Biglaw, Dissolution, Money, Partner Issues, Partner Profits

Make It Rain or Make Way

If you think that making partner is like winning the Biglaw race, you haven’t actually been paying attention to what’s been happening to partners over the past few years. Sure, Biglaw partnerships overall are enjoying higher profits now than they were during the darkest days of the recession (while associate salaries remain stagnant, of course). But average “profits per partner” numbers can be misleading.

Steven Harper, the former Kirkland & Ellis partner turned law professor, writes that the income gap between the top earning partners and everybody else is “exploding.” It’s never been more lucrative to have a nice book of business.

And to keep it for yourself….

If you like money, you can’t understate how good it is to be a Biglaw partner with a portable book of business. Harper has written a lot about Jamie Wareham, the man who left Paul Hastings for $5 million a year at DLA Piper (no word on whether Wareham’s signing bonus included a personal Porta-Potty).

But that high bonus comes at a cost, according to Harper’s Am Law Daily article:

As I’ve observed previously, the reasons for the lateral explosion have much to do with big law’s evolution. The prevailing business model encourages partners to keep clients in individual silos away from fellow partners, lest others claim a share of billings that determine compensation. Paradoxically, such behavior also maximizes a partner’s lateral options and makes his or her exit more likely. In other words, the institutional wounds are self-inflicted.

Hey, it wouldn’t be the first time business concerns made Biglaw a crappier, less collegial place to work.

But the other angle of poaching the rainmaking partners is that it turns most partners reading this into the 99% (of the 1%).

Edwin B. Reeser and Patrick J. McKenna correctly observe that a firm’s average PPP is not all that informative. The authors focus principally on the growing cohort of non-equity partners amid a climate in which clients are unwilling to pay for first- and second-year associates.

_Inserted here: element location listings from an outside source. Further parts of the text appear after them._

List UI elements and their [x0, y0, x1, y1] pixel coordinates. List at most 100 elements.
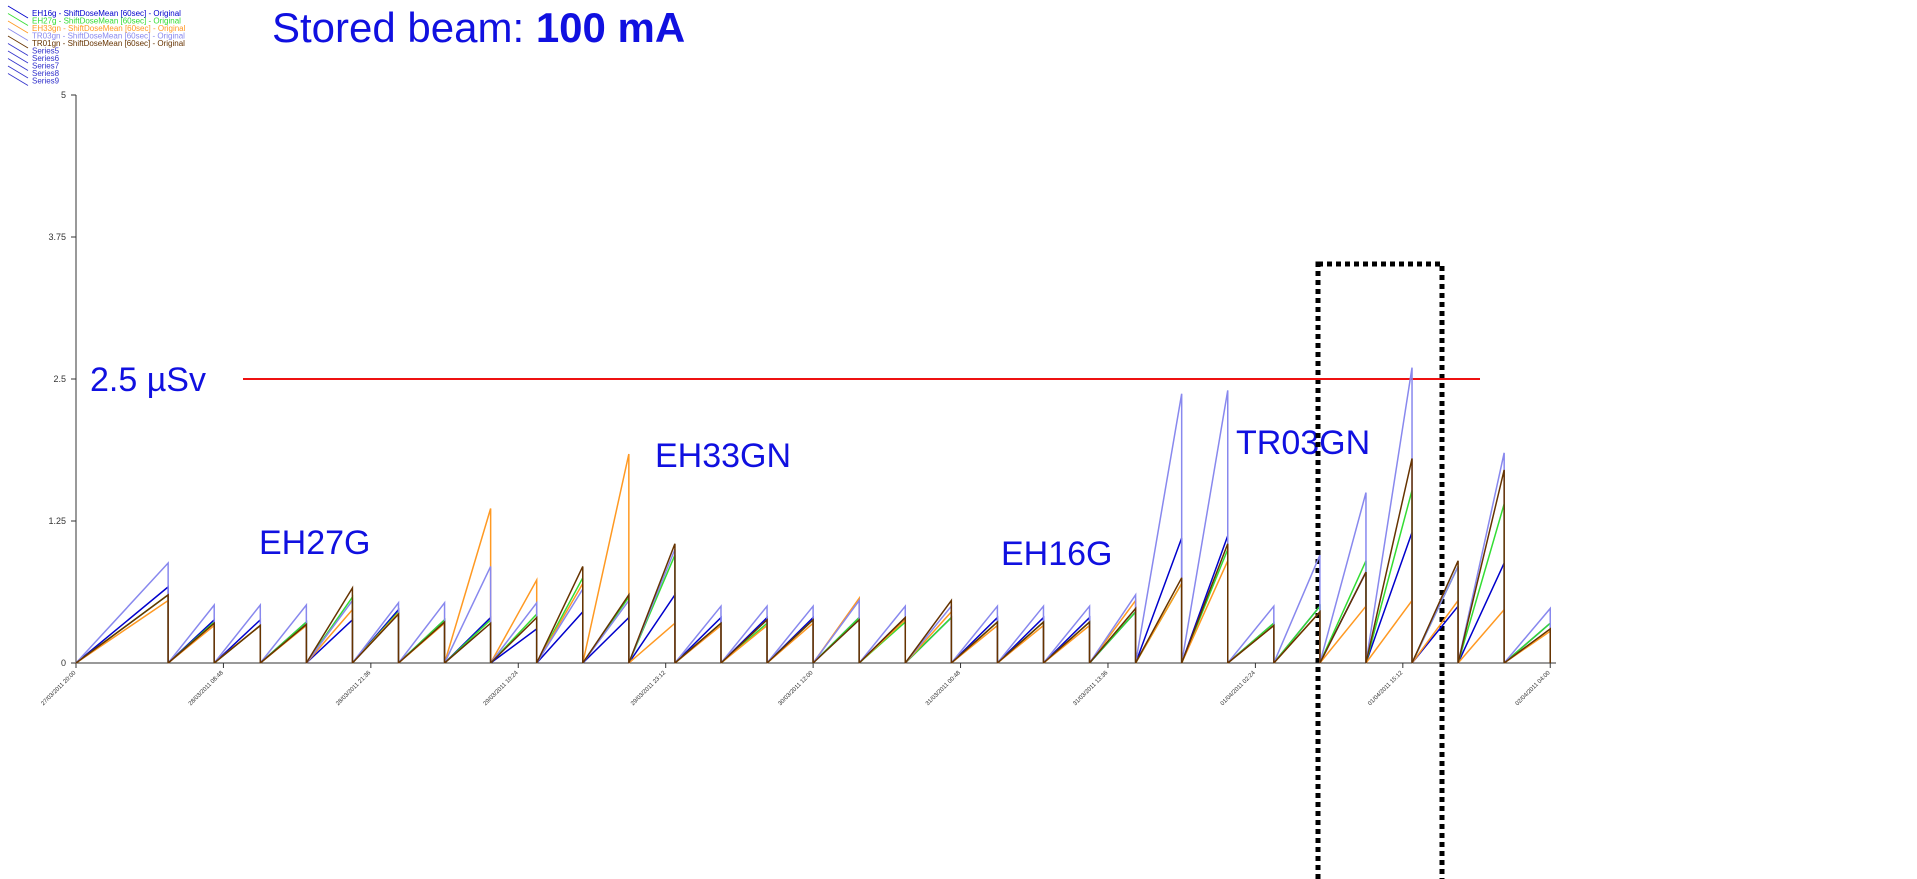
x-tick-label: 31/03/2011 00:48: [925, 670, 962, 707]
dose-ramp: [950, 604, 999, 664]
dose-ramp: [996, 604, 1045, 664]
dose-ramp: [213, 602, 262, 664]
dose-ramp: [536, 566, 584, 664]
y-tick-label: 3.75: [48, 232, 66, 242]
y-tick-label: 1.25: [48, 516, 66, 526]
dose-ramp: [490, 600, 538, 664]
dose-ramp: [167, 602, 215, 664]
title-text: Stored beam:: [272, 4, 536, 51]
legend-label: Series6: [32, 54, 60, 63]
y-tick-label: 5: [61, 90, 66, 100]
legend-label: TR03gn - ShiftDoseMean [60sec] - Origina…: [32, 32, 185, 41]
annotation: EH27G: [259, 524, 371, 562]
dose-ramp: [351, 612, 400, 664]
dose-ramp: [996, 620, 1045, 664]
dose-ramp: [858, 615, 907, 664]
dose-ramp: [720, 604, 768, 664]
y-tick-label: 2.5: [53, 374, 66, 384]
dose-ramp: [1227, 604, 1275, 664]
x-tick-label: 02/04/2011 04:00: [1515, 670, 1552, 707]
dose-ramp: [213, 623, 262, 664]
dose-ramp: [351, 600, 400, 664]
dose-ramp: [1088, 592, 1137, 664]
dose-ramp: [443, 566, 492, 664]
x-tick-label: 31/03/2011 13:36: [1072, 670, 1109, 707]
dose-ramp: [1411, 560, 1459, 664]
dose-ramp: [950, 620, 999, 664]
legend-swatch: [7, 65, 29, 79]
dose-ramp: [1503, 627, 1551, 664]
legend-label: Series9: [32, 77, 60, 86]
dose-ramp: [1273, 554, 1321, 664]
legend-label: TR01gn - ShiftDoseMean [60sec] - Origina…: [32, 39, 185, 48]
dose-ramp: [1134, 393, 1183, 664]
dose-ramp: [305, 598, 354, 664]
dose-ramp: [1365, 532, 1413, 664]
dose-ramp: [812, 598, 860, 664]
legend-label: Series8: [32, 69, 60, 78]
x-tick-label: 30/03/2011 12:00: [778, 670, 815, 707]
chart-title: Stored beam: 100 mA: [272, 4, 685, 51]
legend-swatch: [7, 73, 29, 86]
dose-ramp: [904, 598, 953, 664]
dose-ramp: [628, 543, 676, 664]
dose-ramp: [1042, 604, 1091, 664]
dose-ramp: [444, 621, 492, 664]
dose-ramp: [1457, 469, 1505, 664]
legend-swatch: [7, 20, 29, 34]
annotation: EH16G: [1001, 535, 1113, 573]
x-tick-label: 01/04/2011 02:24: [1220, 670, 1257, 707]
dose-ramp: [1319, 571, 1367, 664]
dose-ramp: [674, 604, 722, 664]
dose-ramp: [490, 615, 538, 664]
legend-swatch: [7, 43, 29, 56]
x-tick-label: 27/03/2011 20:00: [40, 670, 77, 707]
x-tick-label: 28/03/2011 21:36: [335, 670, 372, 707]
dose-ramp: [1134, 577, 1183, 664]
legend-swatch: [7, 50, 29, 64]
dose-ramp: [1042, 620, 1091, 664]
dose-ramp: [305, 607, 354, 664]
x-tick-label: 29/03/2011 23:12: [630, 670, 667, 707]
legend-label: Series5: [32, 47, 60, 56]
x-tick-label: 01/04/2011 15:12: [1367, 670, 1404, 707]
dose-ramp: [397, 620, 446, 664]
x-tick-label: 29/03/2011 10:24: [483, 670, 520, 707]
legend-label: EH27g - ShiftDoseMean [60sec] - Original: [32, 17, 181, 26]
legend-swatch: [7, 35, 29, 49]
legend-swatch: [7, 28, 29, 41]
dose-ramp: [397, 600, 446, 664]
dose-ramp: [766, 604, 814, 664]
dose-ramp: [582, 453, 630, 664]
threshold-label: 2.5 µSv: [90, 361, 206, 399]
dose-ramp: [1134, 537, 1183, 664]
dose-ramp: [1273, 609, 1321, 664]
legend-label: EH33gn - ShiftDoseMean [60sec] - Origina…: [32, 24, 186, 33]
dose-ramp: [720, 618, 768, 664]
dose-ramp: [1180, 390, 1229, 664]
annotation: TR03GN: [1236, 424, 1370, 462]
dose-ramp: [674, 621, 722, 664]
dose-ramp: [167, 621, 215, 664]
dose-ramp: [1180, 560, 1229, 664]
legend-label: EH16g - ShiftDoseMean [60sec] - Original: [32, 9, 181, 18]
dose-ramp: [75, 585, 169, 664]
dose-ramp: [858, 604, 907, 664]
dose-ramp: [582, 615, 630, 664]
title-value: 100 mA: [536, 4, 685, 51]
dose-ramp: [812, 618, 860, 664]
y-tick-label: 0: [61, 658, 66, 668]
dose-ramp: [1088, 606, 1137, 664]
dose-ramp: [259, 602, 308, 664]
legend-label: Series7: [32, 62, 60, 71]
legend-swatch: [7, 13, 29, 26]
dose-ramp: [1227, 623, 1275, 664]
dose-ramp: [536, 586, 584, 664]
dose-ramp: [1365, 458, 1413, 664]
x-tick-label: 28/03/2011 08:48: [188, 670, 225, 707]
dose-ramp: [259, 622, 308, 664]
highlight-box: [1315, 261, 1445, 879]
legend-swatch: [7, 5, 29, 19]
dose-ramp: [1180, 543, 1229, 664]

But Reeser and McKenna make a telling point on a seemingly unrelated topic: the income gap within equity partnerships has exploded.

They note that a few years ago the equity partner pay spread was typically three-to-one; at some firms it’s now ten-to-one or even twelve-to-one:

“Over the last few years there has been a dramatic change in the balance of compensation, to a large degree undisclosed, in which increasing numbers of partners fall below the firm’s reported average profits per equity partner (PPP)…Typically, two-thirds of the equity partners earn less, and some earn only perhaps half, of the average PPP.”

The rich get richer while the also very well off get squeezed?

Partners (and those who would like to be partners someday) notice what the focus is: it’s not about doing the best work, it’s about getting the most business. Increasingly, “service partners” are just that: there to serve the firm’s real rainmakers. But those rainmakers have no real loyalty to the firm. Their clients are their own, not the firm’s.

Which makes you wonder if this kind of rainmaking inequality will lead to firm dissolutions. If most of the business generated by the firm is in the hands of a select cadre of partners, then you can kill a firm by poaching a few key people.

Get busy billing, or get busy dying.